Todd Krainin
By now, you know the end of the world is not simply nigh, but almost fully complete. It's all Donald Trump's fault.
Yesterday, the president announced that he's pulling 2,000 troops out of Syria, a country the U.S. should not have entered in the first place (and did so only after spending most of the 21st century destabilizing the larger Middle East). The president then hinted he was going to do the same in Afghanistan, our country's longest and perhaps least successful war. Defense Secretary James Mattis—universally anointed "the last adult in the room" around Trump—resigned, making public his unmistakable contempt for his former boss. The markets have been tanking all month, a government shutdown over a stupid and sure-to-be-ineffectual wall on the border with Mexico is looming, the weekend's big release is a movie about Aquaman, and it's raining where I live.
The nation is in "a tailspin," pronounces The Washington Post,
At perhaps the most fragile moment of his presidency—and vulnerable to convulsions on the political right—Trump single-handedly propelled the U.S. government into crisis and sent markets tumbling with his gambits this week to salvage signature campaign promises. The president's decisions and conduct have led to a fracturing of Trump's coalition. Hawks condemned his sudden decision to withdraw U.S. troops from Syria. Conservatives called him a "gutless president" and questioned whether he would ever build a wall. Political friends began privately questioning whether Trump needed to be reined in.
A few deep breaths are in order.

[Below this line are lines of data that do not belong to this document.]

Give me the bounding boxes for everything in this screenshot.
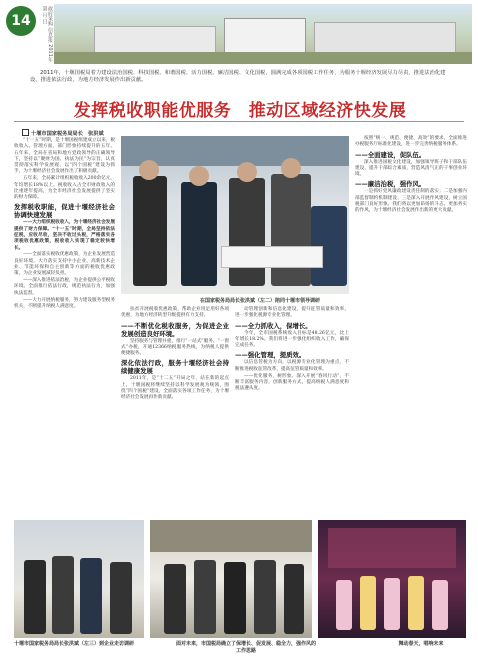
square-bullet-icon bbox=[22, 129, 29, 136]
paragraph: 一是抓好党风廉政建设责任制的落实；二是加强内部监督制约机制建设；三是深入开展作风建设，树立国税部门良好形象。我们将以更加昂扬的斗志、更加务实的作风，为十堰经济社会发展作出新的更大贡献。 bbox=[355, 189, 467, 214]
paragraph: ——优化服务，树形象。深入开展“春风行动”，不断丰富服务内容，创新服务方式，提高纳税人满意度和税法遵从度。 bbox=[235, 373, 349, 392]
main-photo bbox=[121, 136, 349, 294]
section-heading: ——全面建设，促队伍。 bbox=[355, 150, 426, 159]
page-number-badge: 14 bbox=[6, 6, 36, 36]
intro-paragraph: 2011年，十堰国税局着力建设法治国税、科技国税、和谐国税、活力国税、廉洁国税、文化国税，圆满完成各项国税工作任务，为服务十堰经济发展尽力尽责，推进法治化建设，推进依法行政，为地方经济发展作出新贡献。 bbox=[30, 70, 446, 83]
article-column-3 bbox=[235, 307, 349, 512]
paragraph: ——大力组织税收收入，为十堰经济社会发展提供了财力保障。“十一五”时期，全局坚持依法征税，应收尽收，坚决不收过头税，严格落实各项税收优惠政策，税收收入实现了稳定较快增长。 bbox=[14, 220, 115, 251]
paragraph: 今年，全市国税系统收入目标是48.26亿元，比上年增长18.2%。我们将进一步强化组织收入工作，确保完成任务。 bbox=[235, 330, 349, 349]
dateline: 政府采购 信息报 2011年 第 月 日 bbox=[41, 6, 53, 62]
bottom-photo-left-caption: 十堰市国家税务局局长张洪斌（左三）到企业走访调研 bbox=[14, 641, 135, 647]
section-heading: 深化依法行政，服务十堰经济社会持续健康发展 bbox=[121, 359, 229, 376]
headline: 发挥税收职能优服务 推动区域经济快发展 bbox=[73, 101, 407, 121]
bottom-photo-middle bbox=[150, 520, 312, 638]
paragraph: 以信息管税为方向，以税源专业化管理为重点，不断推进税收征管改革，提高征管质量和效率。 bbox=[235, 360, 349, 372]
paragraph: 扶贫开展税收优惠政策，帮助企业用足用好各项优惠，为地方经济转型升级提供有力支持。 bbox=[121, 307, 229, 319]
byline-text: 十堰市国家税务局局长 张洪斌 bbox=[31, 131, 104, 137]
paragraph: 动管理创新和信息化建设，提升征管质量和效率，进一步强化税源专业化管理。 bbox=[235, 307, 349, 319]
banner-photo bbox=[54, 4, 472, 64]
section-heading: ——全力抓收入，保增长。 bbox=[235, 321, 312, 330]
paragraph: 坚持服务与管理并重，推行“一站式”服务、“一窗式”办税，开通12366纳税服务热线，为纳税人提供便捷服务。 bbox=[121, 338, 229, 357]
paragraph: ——全面落实税收优惠政策，为企业发展营造良好环境。大力落实支持中小企业、高新技术企业、节能环保和自主创新等方面的税收优惠政策，为企业发展减轻负担。 bbox=[14, 252, 115, 277]
bottom-photo-right-caption: 舞动春天，唱响未来 bbox=[398, 641, 444, 647]
section-heading: 发挥税收职能，促进十堰经济社会协调快速发展 bbox=[14, 203, 115, 220]
paragraph: 深入推进国税文化建设，加强领导班子和干部队伍建设，提升干部综合素质，营造风清气正的干事创业环境。 bbox=[355, 159, 467, 178]
paragraph: 五年来，全局累计组织税收收入200余亿元，年均增长18%以上。税收收入占全市财政收入的比重逐年提高，为全市经济社会发展提供了坚实的财力保障。 bbox=[14, 176, 115, 201]
article-column-2 bbox=[121, 307, 229, 512]
section-heading: ——强化管理，提质效。 bbox=[235, 351, 306, 360]
section-heading: ——不断优化税收服务，为促进企业发展创造良好环境。 bbox=[121, 321, 229, 338]
paragraph: 按照“统一、规范、便捷、高效”的要求，全面推进办税服务厅标准化建设，进一步完善纳税服务体系。 bbox=[355, 136, 467, 148]
paragraph: ——大力开展纳税服务，努力建设服务型税务机关，不断提升纳税人满意度。 bbox=[14, 297, 115, 309]
bottom-photo-middle-caption: 面对未来，市国税局确立了保增长、促发展、稳全力，强作风的工作思路 bbox=[176, 641, 317, 654]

Yes, Trump is what Jeb Bush called him in a Republican primary debate that took place what seems like 100 years ago (actually, December 2015): a "chaos candidate" who would be a "chaos president." He's thin-skinned, too: "One of the things he's most vulnerable to is mockery and mockery by his own supporters," an anti-immigration activist told the Post.
That is nothing worth celebrating in a teenager, much less a president, but the current end-of-worldism is a bit much. Trump is doing pretty much exactly what he promised he would do: Shrink our military footprint around the world, insist on a border wall, act impulsively and childlishly. Critics are right to chastise Trump for not following any sort of coherent process in arriving at or announcing his Syria decision, but it's still the right decision. It's always ugly and disturbing when the United States pulls out of occupied countries (remember Saigon?), but are we supposed to stay in Syria and Afghanistan forever?
In this case, Trump isn't the problem. The problem is American foreign policy, which has been a virtually unmitigated disaster for the entire 21st century (and really, can we talk about Yemen at some point?). It needs a reboot, partly because our Ozymandias-like endeavors (nation-building! region-building!) were so misguided and partly because the world has changed. America can't be everywhere and shouldn't try. That recognition stings, burns, humbles perhaps even the least-interventionist folks among us. In so many places and despite our intentions, Washington has made the world a worse place, a less stable place. Power, especially military power, isn't what it used to be.
If the markets are tanking and a recession is looming, well, of course. What have we done since the Great Recession other than recreate the exact conditions that led to it? We've increased government spending and debt in a way that predictably leads to low growth, a stifling of innovation, and, eventually, a bad labor market (federal spending has been above 20 percent of GDP, a historically high level, since 2008 and shows no signs of reducing). Again, Trump isn't the cause per se of this; he's just the latest in an apostolic succession of presidents who helped to light the path. His trade wars aren't helping, for sure, but that's not the biggest problem facing us right now when it comes to long-term economic growth. Congress, which abdicated its responsibility for foreign policy a few years after the attack on Pearl Harbor, is now doing the same thing with many of its other functions (when's the last time a real budget was enacted?). Parties end, bills come due. Not a good time. The same thing is happening in other parts of the world, especially Europe.
It's easy to focus on Donald Trump, who "single-handedly" propels the government, the media, the world into crisis on an almost hourly basis. But though he is very different in the way he presents himself and is treated by the media, his actions are not so very different from those of recent presidents, all of whom crossed lines that should never have been crossed "when it came to foreign policy, domestic surveillance, governmental overreach, the drug war, deportations, and so much more." What Trump ultimately represents or embodies is the twilight of postwar America, of a consensus forged for a very different world and very different circumstances. He too will pass from the scene, and then many, if not all, of the same problems will remain—until we reach a new consensus for a government that no longer tries to be all things to all people, both here and abroad.